One possibility that is not available to those of us currently alive is to make changes to our DNA etc. One such is the “telomere” found at the ends of chromosomes, which shortens every time DNA divides and eventually stops further division. The only place it’s not found naturally active is “in the sex cells” and cancer cells. It’s shortening can be prevented by an enzyme (lookup “telomerase reverse transcriptase” for more info).

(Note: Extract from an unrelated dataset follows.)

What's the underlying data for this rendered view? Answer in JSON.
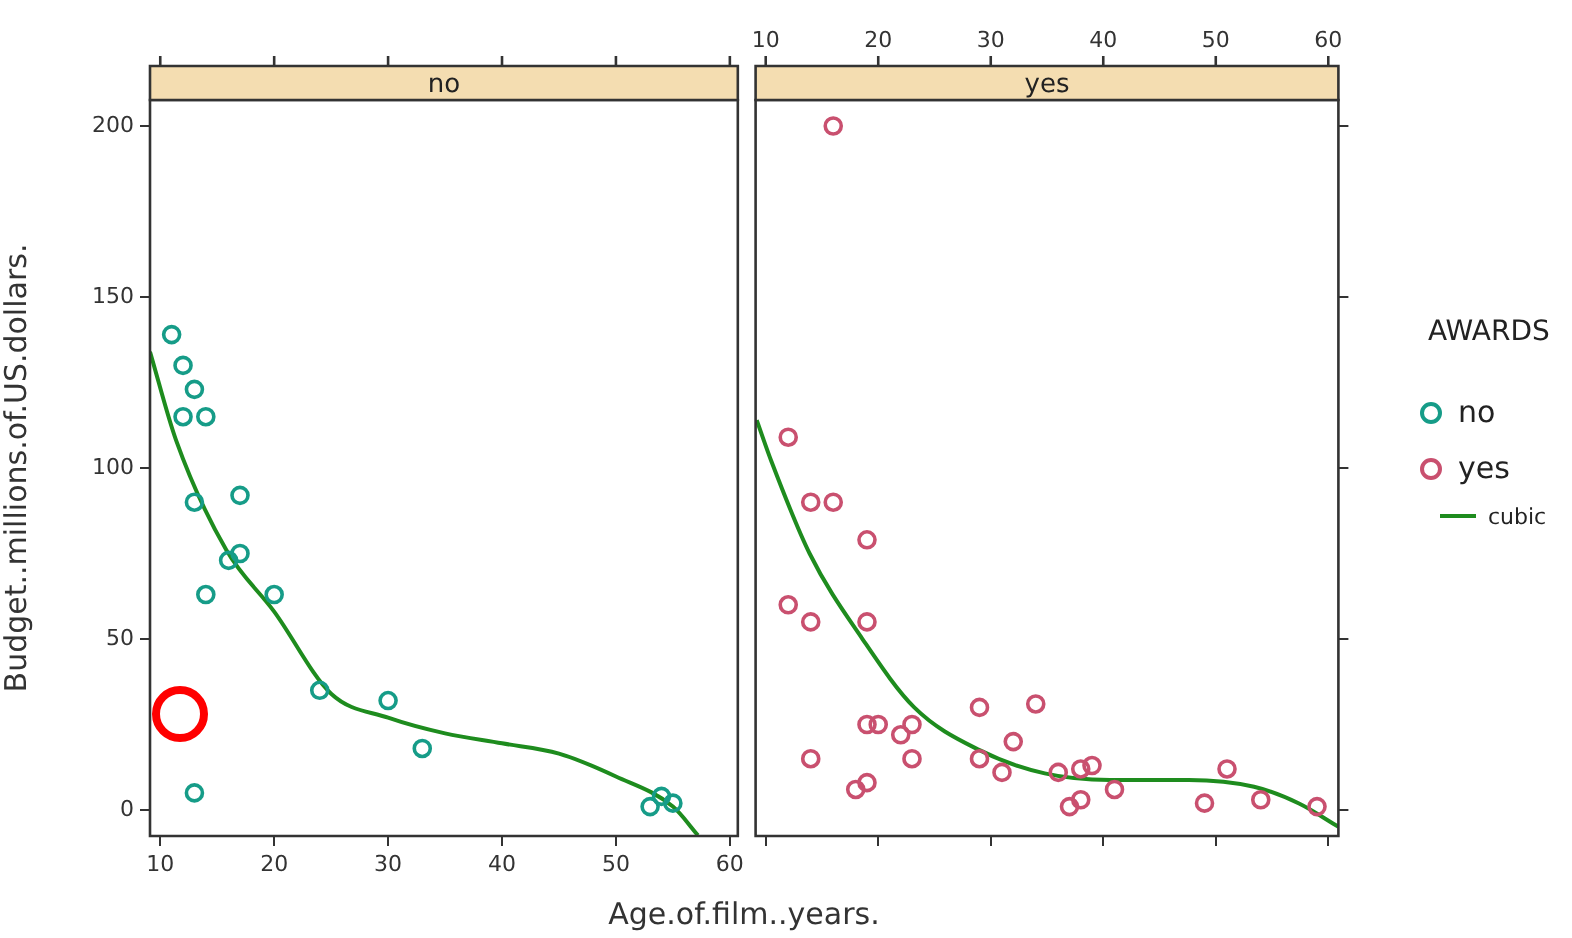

JG4 August 3, 2016 11:48 AM


Thanks for your helpful comments. There is an excellent TED talk on longevity by Dan Buettner. He doesn’t delve into the IGF-1 topic there (if I recall correctly), but it is closely related to many things, including sugar, protein and HGF. The Seventh Day Adventists live a long time mainly for two reasons. One is community and the other is a plant-based diet. The absence of animal protein from the diet lowers IGF-1, which reduces the rate of cell division, preserving telomere count. The sense of community reduces stress, which also helps telomere count. Cynthia Kenyon at Calico (a google project) is working to find/prove pharmaceuticals that slow aging via suppression of IGF-1 expression. If I am not mistaken, sugar and high quality protein both increase IGF-1 production, producing more muscle mass and faster aging. The best case scenario may be to modulate IGF-1 by cyclic fasting, where muscle is built during the growth phase, followed by cell resting during a starvation phase. Ideally, insulin sensitivity is enhanced during the starvation phase, which could help keep A1C and cardiac risk down. If I am not mistaken red wine reduces the odds of dementia significantly, but the bottles didn’t seem to have a warning about memory loss. Life is a series of tradeoffs. May yours be favorable. I am very suspicious about the statins, which do indeed low cholesterol, but I don’t think that anyone has done a proper total mortality study on them. It may not be good for the pharma companies, who have been part of the national security/financial complex for a very long time.